In particular, your goal should be to mimimize cache misses. Find out if your data is stored in row-major or column-major order, and be sure to arrange your loops such that the inner loop iterates over elements stored contiguously in memory, and the outer loop takes the big stride to the next row (if row major) or column (if column major). Although this seems trivial, it can make a HUGE difference in performance (depending on the size of your matrix).
Once you've handled the cache, your next goal is to remove loop overhead. The first step (if your matrix API supports it) is to go from nested loops (M & N bounds) to a single loop iterating over the underlying data (MN bound). You'll need to get a raw pointer to the underlying memory block (that is, a double rather than a double**) to do this.
Finally, throw in some loop unrolling (that is, do 8 or 16 elements for each iteration of the loop) to further reduce the loop overhead, and that's probably about as quick as you can make it. You'll probably need a final switch statement with fall-through to clean up the remainder elements (for when your array size % block size != 0).
No, unless there's some strange mathematical quirk I haven't heard of, you pretty much just have to loop through the elements with two for loops.
If you just want to apply exp to an array of numbers, there's really no shortcut. You gotta call it (Nx * Ny) times. If some of the matrix elements are simple, like 0, or there are repeated elements, some memoization could help.
However, if what you really want is a matrix exponential (which is very useful), the algorithm we rely on is DGPADM. It's in Fortran, but you can use f2c to convert it to C. Here's the paper on it.
Since the contents of the loop haven't been shown, the bit that calculates the c_value we don't know if the performance of the code is limited by memory bandwidth or limited by CPU. The only way to know for sure is to use a profiler, and a sophisticated one at that. It needs to be able to measure memory latency, i.e. the amount of time the CPU has been idle waiting for data to arrive from RAM.
If you are limited by memory bandwidth, there's not a lot you can do once you're accessing memory sequentially. The CPU and memory work best when data is fetched sequentially. Random accesses hit the throughput as data is more likely to have to be fetched into cache from RAM. You could always try getting faster RAM.
If you're limited by CPU then there are a few more options available to you.

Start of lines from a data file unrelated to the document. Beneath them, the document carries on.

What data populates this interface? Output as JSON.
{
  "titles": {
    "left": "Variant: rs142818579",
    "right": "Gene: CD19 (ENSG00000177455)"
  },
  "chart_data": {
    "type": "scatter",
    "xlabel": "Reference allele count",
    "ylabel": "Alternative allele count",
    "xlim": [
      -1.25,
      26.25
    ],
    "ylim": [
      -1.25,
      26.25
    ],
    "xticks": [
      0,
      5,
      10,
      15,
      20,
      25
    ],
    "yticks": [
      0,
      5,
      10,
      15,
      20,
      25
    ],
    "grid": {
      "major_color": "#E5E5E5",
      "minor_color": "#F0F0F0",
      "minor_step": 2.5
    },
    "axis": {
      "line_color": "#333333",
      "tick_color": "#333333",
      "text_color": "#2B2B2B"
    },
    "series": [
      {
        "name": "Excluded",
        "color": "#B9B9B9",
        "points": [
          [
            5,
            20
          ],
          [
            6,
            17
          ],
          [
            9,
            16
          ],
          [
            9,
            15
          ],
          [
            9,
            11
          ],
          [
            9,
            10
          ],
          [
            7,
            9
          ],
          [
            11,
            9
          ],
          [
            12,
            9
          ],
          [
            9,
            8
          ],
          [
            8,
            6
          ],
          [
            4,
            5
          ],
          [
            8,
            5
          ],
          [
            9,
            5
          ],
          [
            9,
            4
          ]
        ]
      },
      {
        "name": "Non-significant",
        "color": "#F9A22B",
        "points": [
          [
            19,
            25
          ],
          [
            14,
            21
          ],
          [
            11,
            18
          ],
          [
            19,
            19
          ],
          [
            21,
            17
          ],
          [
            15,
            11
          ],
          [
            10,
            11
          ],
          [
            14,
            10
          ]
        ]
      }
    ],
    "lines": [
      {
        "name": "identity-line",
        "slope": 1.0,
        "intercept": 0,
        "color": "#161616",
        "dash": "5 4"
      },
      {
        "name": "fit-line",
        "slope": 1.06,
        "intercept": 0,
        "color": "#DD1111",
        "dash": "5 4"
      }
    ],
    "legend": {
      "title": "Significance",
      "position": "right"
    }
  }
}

Using SIMD is one option, as is hand coding the floating point code (C/C++ compiler aren't great at FPU code for many reasons). If this were me, and the code in the inner loop allows for it, I'd have two pointers into the array, one at the start and a second 4/5ths of the way through it. Each iteration, a SIMD operation would be performed using the first pointer and scalar FPU operations using the second pointer so that each iteration of the loop does five values. Then, I'd interleave the SIMD instructions with the FPU instructions to mitigate latency costs. This shouldn't affect your caches since (at least on the Pentium) the MMU can stream up to four data streams simultaneously (i.e. prefetch data for you without any prompting or special instructions).